The PPO algorithm at the bottom is the reccommended one still I think. I got the pole kind of upright and would balance for a couple seconds maybe. Work in progress. The ppo example has some funky batching going on that you need to reshape your observations for.
https://github.com/openai/baselines
Some of these are ready to roll on anything you throw at them
They use python3.
pip3 install tensorflow-gpu
pip3 install cloudpickle
running a deepq cartpole example
checkout source
https://github.com/openai/baselines/blob/master/baselines/deepq/experiments/train_cartpole.py
act = deepq.learn(
env,
q_func=model,
lr=1e-3,
max_timesteps=100000,
buffer_size=50000,
exploration_fraction=0.1,
exploration_final_eps=0.02,
print_freq=10,
callback=callback
)
what is all this shit.
Has quickly suppressed exploration
has a clear upward trend. But the increase dies off at episode 300 or so. Learning rate decay?
took around 300 episodes to reach reward 200
python3 -m baselines.deepq.experiments.enjoy_cartpole
Pretty good looking
The pong trainer is now called run_atari.py
sudo apt install python3-opencv
Hmm. Defaults to playing breakout actually. Highly exploratory at first. Still basically totally random after a couple mins
The buffer size is actually smaller than I’d expected. 10000?

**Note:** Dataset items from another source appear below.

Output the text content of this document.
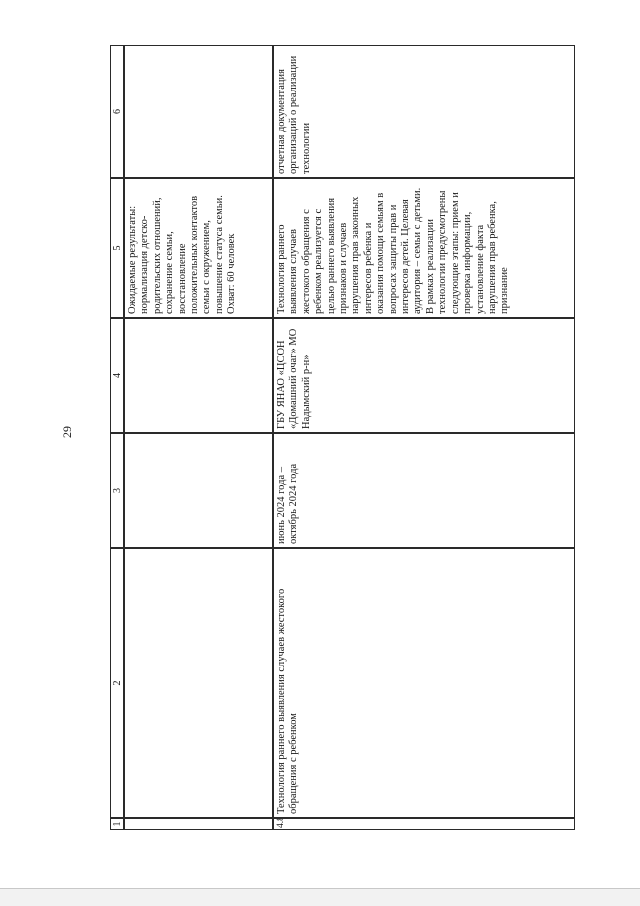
29
1
2
3
4
5
6

Ожидаемые результаты: нормализация детско-родительских отношений, сохранение семьи, восстановление положительных контактов семьи с окружением, повышение статуса семьи. Охват: 60 человек

4.8.
Технология раннего выявления случаев жестокого обращения с ребенком
июнь 2024 года – октябрь 2024 года
ГБУ ЯНАО «ЦСОН «Домашний очаг» МО Надымский р-н»
Технология раннего выявления случаев жестокого обращения с ребенком реализуется с целью раннего выявления признаков и случаев нарушения прав законных интересов ребенка и оказания помощи семьям в вопросах защиты прав и интересов детей. Целевая аудитория – семьи с детьми. В рамках реализации технологии предусмотрены следующие этапы: прием и проверка информации, установление факта нарушения прав ребенка, признание
отчетная документация организаций о реализации технологии
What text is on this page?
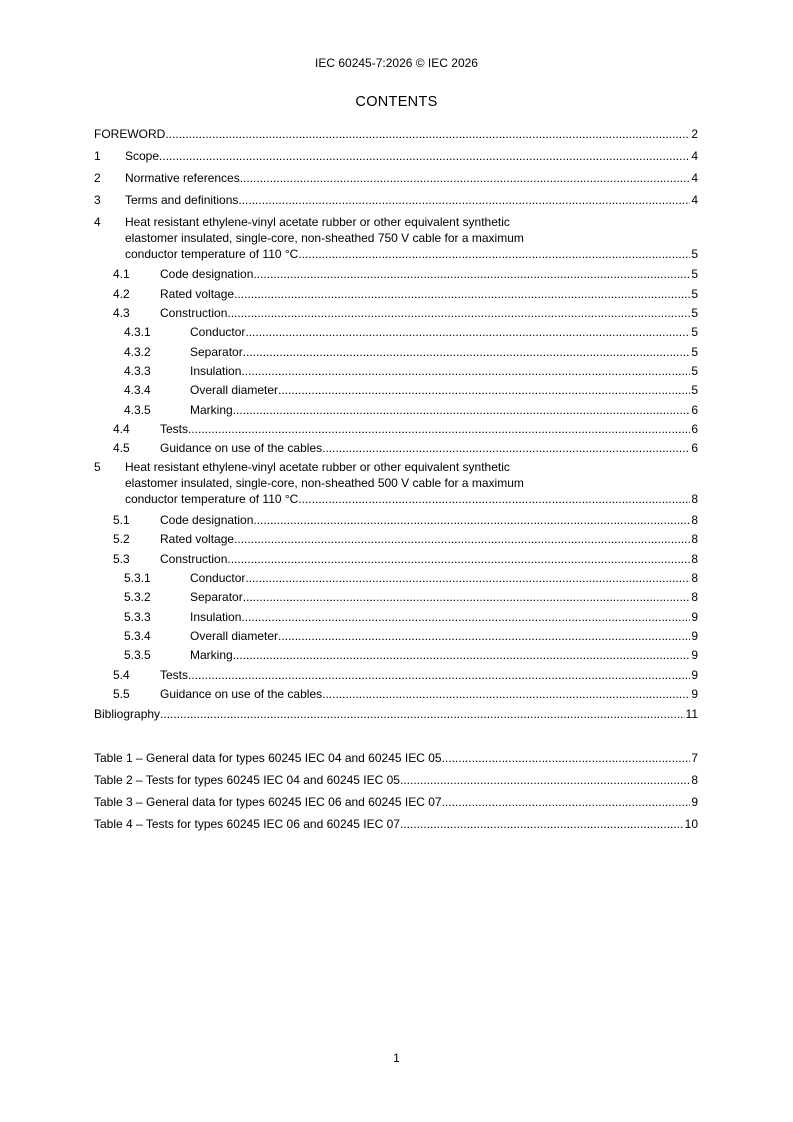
IEC 60245-7:2026 © IEC 2026
CONTENTS
FOREWORD .....	2
1 Scope .....	4
2 Normative references .....	4
3 Terms and definitions .....	4
4 Heat resistant ethylene-vinyl acetate rubber or other equivalent synthetic
elastomer insulated, single-core, non-sheathed 750 V cable for a maximum
conductor temperature of 110 °C .....	5
4.1	Code designation .....	5
4.2	Rated voltage .....	5
4.3	Construction .....	5
4.3.1	Conductor .....	5
4.3.2	Separator .....	5
4.3.3	Insulation .....	5
4.3.4	Overall diameter .....	5
4.3.5	Marking .....	6
4.4	Tests .....	6
4.5	Guidance on use of the cables .....	6
5 Heat resistant ethylene-vinyl acetate rubber or other equivalent synthetic
elastomer insulated, single-core, non-sheathed 500 V cable for a maximum
conductor temperature of 110 °C .....	8
5.1	Code designation .....	8
5.2	Rated voltage .....	8
5.3	Construction .....	8
5.3.1	Conductor .....	8
5.3.2	Separator .....	8
5.3.3	Insulation .....	9
5.3.4	Overall diameter .....	9
5.3.5	Marking .....	9
5.4	Tests .....	9
5.5	Guidance on use of the cables .....	9
Bibliography .....	11
Table 1 – General data for types 60245 IEC 04 and 60245 IEC 05 .....	7
Table 2 – Tests for types 60245 IEC 04 and 60245 IEC 05 .....	8
Table 3 – General data for types 60245 IEC 06 and 60245 IEC 07 .....	9
Table 4 – Tests for types 60245 IEC 06 and 60245 IEC 07 .....	10
1
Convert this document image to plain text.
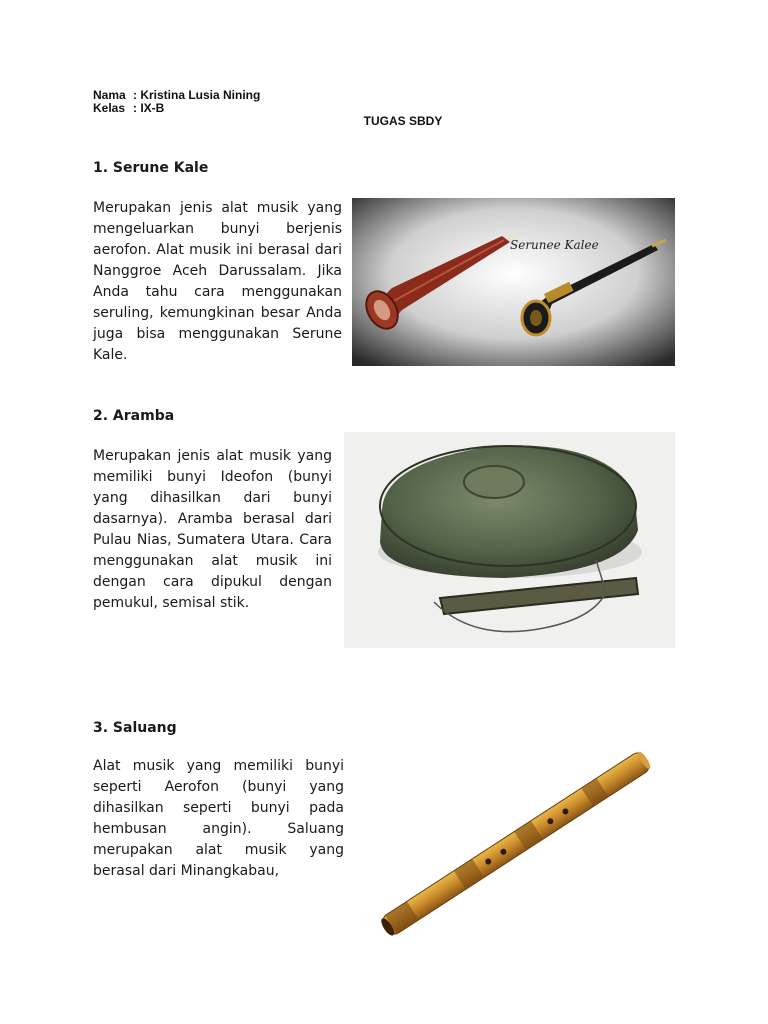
Nama : Kristina Lusia Nining
Kelas : IX-B
TUGAS SBDY
1. Serune Kale
Merupakan jenis alat musik yang mengeluarkan bunyi berjenis aerofon. Alat musik ini berasal dari Nanggroe Aceh Darussalam. Jika Anda tahu cara menggunakan seruling, kemungkinan besar Anda juga bisa menggunakan Serune Kale.
Serunee Kalee
2. Aramba
Merupakan jenis alat musik yang memiliki bunyi Ideofon (bunyi yang dihasilkan dari bunyi dasarnya). Aramba berasal dari Pulau Nias, Sumatera Utara. Cara menggunakan alat musik ini dengan cara dipukul dengan pemukul, semisal stik.
3. Saluang
Alat musik yang memiliki bunyi seperti Aerofon (bunyi yang dihasilkan seperti bunyi pada hembusan angin). Saluang merupakan alat musik yang berasal dari Minangkabau,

simple.py is where the learn function is defined.
Hmmm explloration fraction is fraction of time for random play to be turned off over.
Is it getting better? Maybe. Still at 90% random. reward ~0.2
After about 2 hours 13,000 episodes still at 32% exploration. reward ~ 2
How much is from reduction of randomness, vs improvement of q-network? I suppose I could make a graph of reward vs exploration % using current network
trying ppo2 now (this is apparently openai goto method at the moment for first attempt)
https://blog.openai.com/openai-baselines-ppo/
I don’t know what to attribute this to necessarily but it is very quickly outperforming the q learning
like in 30seconds
clipfrac is probably how often the clipping bound gets hit
approxkl is approximate kullback-leibler divergence
looking inside the networks,
pi is the move probability distribution layer
vf is the value function
The MlpPolicy class will be useful for lower dimensional tasks. That is the multilayer perceptron, using a bunch of fully connected layers
on a non simulated system, lower processor count to 1. The -np option on mpirun
Or just follow the mujoco example which is using only 1 cpu
Ah. This whole time it was saving in the /tmp folder in a time stamped folder
without threshold stopping, the thing went absolutely insane. You need to box in the pole
trying to make the square of height, so that it more emphasizes a total height achieved? Maybe only give reward for new record height? + any height nearly all the way up
beefing up the force magntidue. I think it is a little too wimpy to get it over vertical
Maybe lower episode end so it spends more time trying to get higher than trying to just stay in bounds
Wait, should I not add those vector wrapper guys?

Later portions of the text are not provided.